Sólo en Siria, alrededor de seis millones de niños y niñas sufren las consecuencias del conflicto armado. Muchos se encuentran atrapados en zonas sitiadas de difícil acceso. Más de dos millones han huido del país en busca de seguridad y ayuda.

Los datos y su impacto devastador en la vida de los más pequeños son conocidos e insistentemente repetidos por las organizaciones de infancia y los medios de comunicación. Pero, ¿nos importan esos niños cuando vemos o leemos cómo la guerra marca sus vidas con el miedo, la pérdida y el dolor? Es fácil tener la frustrante sensación de que a la sociedad no le importa o no le interesa esa realidad lejana. Las personas que trabajamos para informar y sensibilizar nos preguntamos asombradas: ¿Es posible que tanto sufrimiento nos dé igual? ¿Cómo puede ser que nos dé igual?

Estas preguntas pueden responderse desde la psicología y son importantes para no desistir en el esfuerzo de concienciación.

La información sobre desgracias, emergencias y catástrofes provoca una reacción llamada disonancia cognitiva, una especie de contradicción que incomoda a nuestro cerebro. Al recibir una información que choca frontalmente con nuestra visión del mundo y valores, tendemos a apartarla, buscamos estímulos más agradables como mecanismo de autodefensa.

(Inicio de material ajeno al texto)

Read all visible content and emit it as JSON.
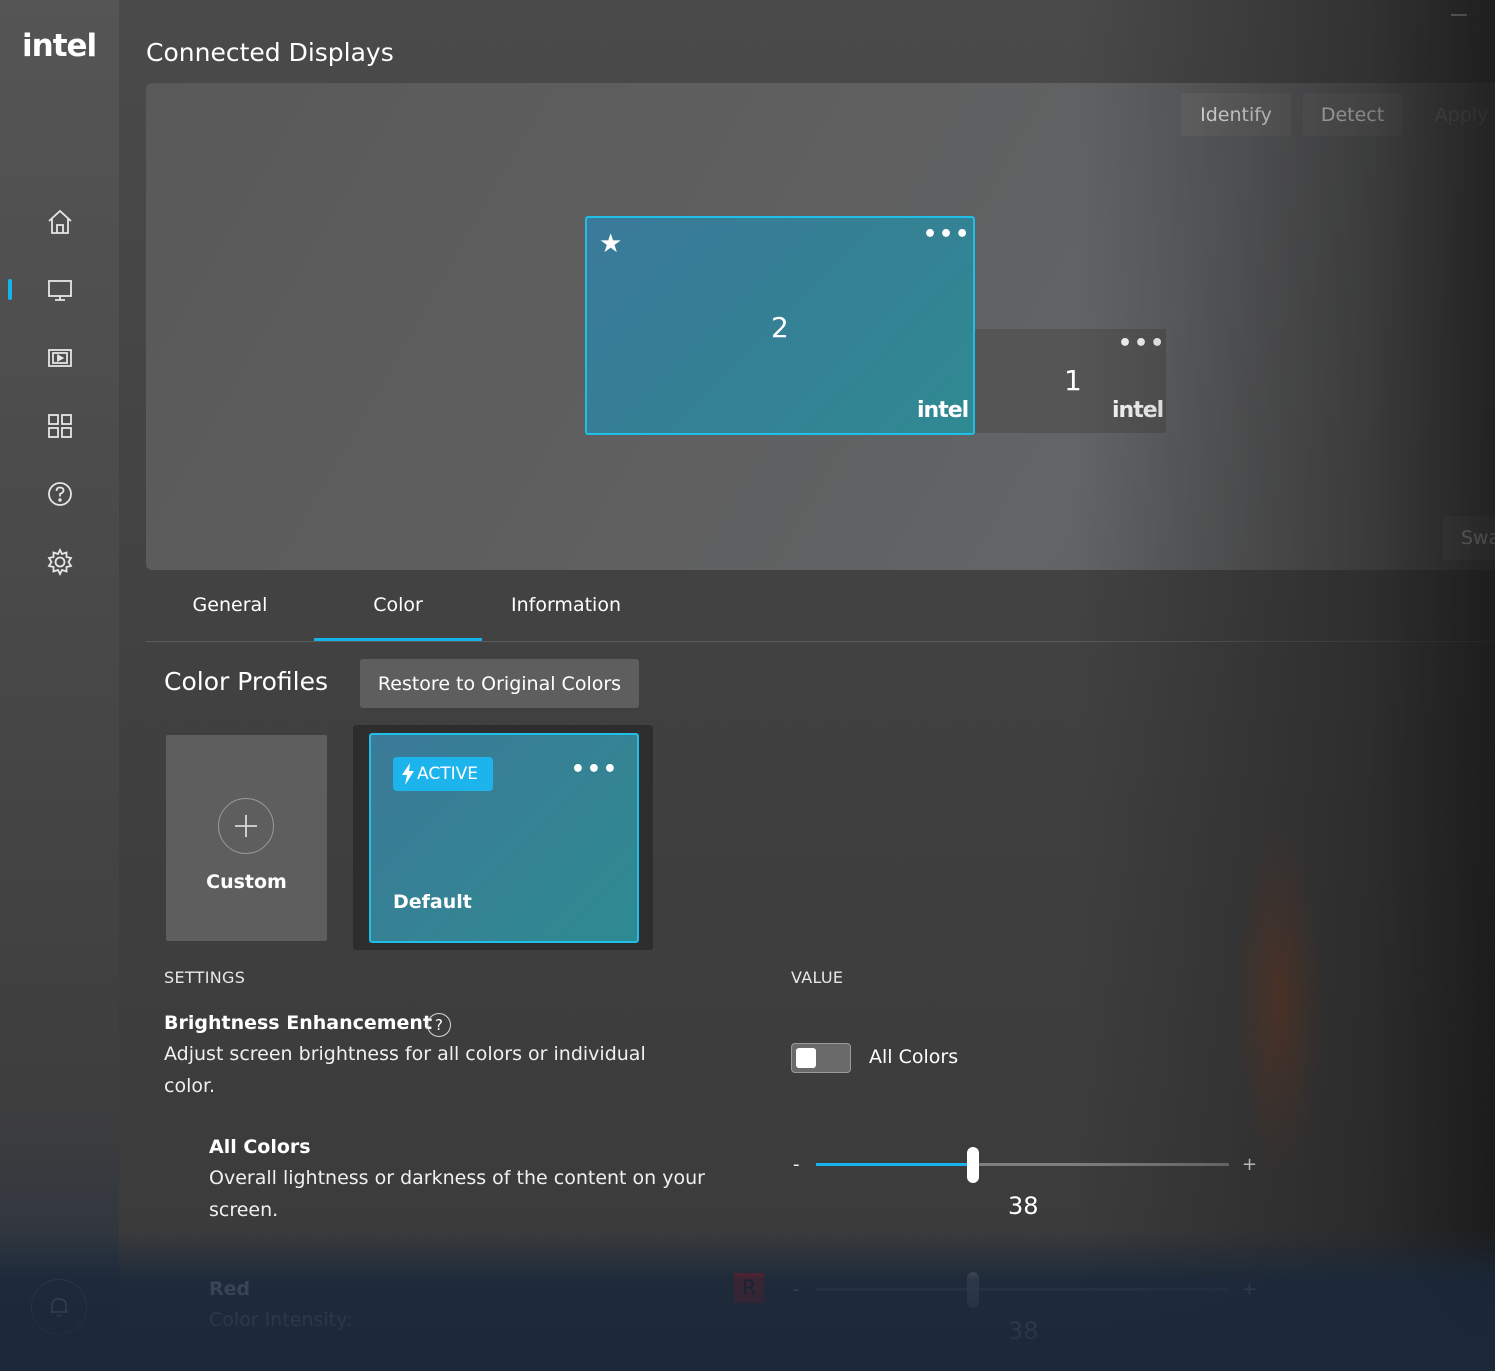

Por otra parte, nuestro cerebro tiene dos modos: el rápido y el lento; el piloto automático y el control manual. El cerebro tiende a funcionar sin el esfuerzo extra de pensar, dando prioridad a las emociones inmediatas, y no tanto a las reflexiones. La información acerca de la guerra ofrece datos abstractos, lejanos, cifras que nuestro cerebro procesa con dificultad.

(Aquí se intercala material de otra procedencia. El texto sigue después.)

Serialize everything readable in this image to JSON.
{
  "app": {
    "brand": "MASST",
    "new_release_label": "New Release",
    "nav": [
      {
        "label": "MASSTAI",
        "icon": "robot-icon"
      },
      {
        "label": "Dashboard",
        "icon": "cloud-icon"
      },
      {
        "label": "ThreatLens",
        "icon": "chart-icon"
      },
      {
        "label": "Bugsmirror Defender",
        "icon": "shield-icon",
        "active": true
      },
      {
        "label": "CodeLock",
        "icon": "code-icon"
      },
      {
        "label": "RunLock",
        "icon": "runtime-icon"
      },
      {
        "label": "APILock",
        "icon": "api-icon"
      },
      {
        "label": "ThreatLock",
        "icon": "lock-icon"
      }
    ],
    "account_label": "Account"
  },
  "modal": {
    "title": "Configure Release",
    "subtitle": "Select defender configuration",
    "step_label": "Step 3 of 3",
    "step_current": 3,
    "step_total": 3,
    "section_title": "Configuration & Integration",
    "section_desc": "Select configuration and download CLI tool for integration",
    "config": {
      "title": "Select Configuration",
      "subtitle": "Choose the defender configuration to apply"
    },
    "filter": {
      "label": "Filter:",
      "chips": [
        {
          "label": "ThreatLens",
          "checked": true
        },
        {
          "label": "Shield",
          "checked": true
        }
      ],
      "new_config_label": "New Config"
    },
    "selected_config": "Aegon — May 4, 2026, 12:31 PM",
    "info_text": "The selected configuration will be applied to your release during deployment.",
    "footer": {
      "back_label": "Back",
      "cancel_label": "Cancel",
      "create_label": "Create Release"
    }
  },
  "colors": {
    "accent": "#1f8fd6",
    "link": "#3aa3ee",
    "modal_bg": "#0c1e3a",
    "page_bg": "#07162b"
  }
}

Además, para que el sufrimiento ajeno nos afecte tiene que funcionar la empatía: nuestra capacidad para ponernos en el lugar del otro. Conectamos mejor emocionalmente cuando podemos imaginarnos en su situación. Sin embargo, nuestro cerebro puede categorizar a las víctimas de la guerra como ajenas a nuestra realidad y hacernos pensar: a mí nunca me pasará.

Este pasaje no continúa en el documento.